Prince fand seinen toten Vater

Prince zeichnete laut „TMZ.com“ ein liebevolles Bild seines Vaters, der sich viel um seine drei Kinder gekümmert habe. Er habe Fotos und Heimvideos vor Gericht gezeigt. Der Junge habe auch über die Vorgänge am 25. Juni 2009 gesprochen, als der 50 Jahre alte Sänger unter der Aufsicht seines Arztes Conrad Murray in seinem Haus starb.

Er habe seinen Vater im Schlafzimmer halb aus dem Bett hängend vorgefunden, habe Prince die Szene beschrieben. Der Arzt Conrad Murray habe versucht, ihn wiederzubeleben. Seine Schwester Paris habe verzweifelt „Daddy“ gerufen.

Paris hat Tod sehr mitgenommen

Im schwarzen Anzug mit grauer Krawatte, die langen Haare hinter die Ohren gekämmt, berichtete er gefasst, aber mit feuchten Augen von dem Tag, an dem sein Vater starb. Besonders seine Schwester Paris habe dessen Tod sehr mitgenommen und auch er habe seitdem viele schlaflose Nächte verbracht, sagte Prince.

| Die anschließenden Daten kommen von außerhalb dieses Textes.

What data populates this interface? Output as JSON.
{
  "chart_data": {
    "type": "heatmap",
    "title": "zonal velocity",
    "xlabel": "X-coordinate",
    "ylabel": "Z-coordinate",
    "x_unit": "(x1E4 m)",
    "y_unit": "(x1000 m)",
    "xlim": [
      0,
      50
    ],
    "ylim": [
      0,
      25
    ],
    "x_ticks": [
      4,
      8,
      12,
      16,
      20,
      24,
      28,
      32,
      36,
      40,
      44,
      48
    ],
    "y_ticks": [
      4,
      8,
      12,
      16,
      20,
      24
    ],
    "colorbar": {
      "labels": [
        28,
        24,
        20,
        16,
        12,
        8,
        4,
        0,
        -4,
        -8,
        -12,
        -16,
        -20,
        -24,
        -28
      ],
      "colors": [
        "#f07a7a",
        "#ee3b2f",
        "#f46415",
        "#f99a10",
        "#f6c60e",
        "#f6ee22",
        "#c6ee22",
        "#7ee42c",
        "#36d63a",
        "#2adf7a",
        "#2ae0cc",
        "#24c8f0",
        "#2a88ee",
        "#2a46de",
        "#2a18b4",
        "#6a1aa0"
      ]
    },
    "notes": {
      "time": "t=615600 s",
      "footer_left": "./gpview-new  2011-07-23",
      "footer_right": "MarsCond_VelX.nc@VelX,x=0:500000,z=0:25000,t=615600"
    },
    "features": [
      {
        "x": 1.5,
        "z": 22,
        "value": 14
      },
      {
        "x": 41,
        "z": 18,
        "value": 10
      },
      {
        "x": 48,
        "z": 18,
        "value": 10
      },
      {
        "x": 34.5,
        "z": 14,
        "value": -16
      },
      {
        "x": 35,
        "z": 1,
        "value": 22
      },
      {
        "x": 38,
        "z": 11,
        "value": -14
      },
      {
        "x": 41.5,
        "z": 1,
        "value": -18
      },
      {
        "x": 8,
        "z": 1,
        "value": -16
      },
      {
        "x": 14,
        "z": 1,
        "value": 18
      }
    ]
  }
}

Sie seien der Ambulanz ins Krankenhaus gefolgt. Dort hätte Murray ihnen erzählt, dass Jackson einen tödlichen Herzinfarkt erlitten habe.

Murray, der Jackson zum Einschlafen über Wochen hinweg ein Narkosemittel gespritzt hatte, sitzt eine vierjährige Haftstrafe wegen fahrlässiger Tötung ab.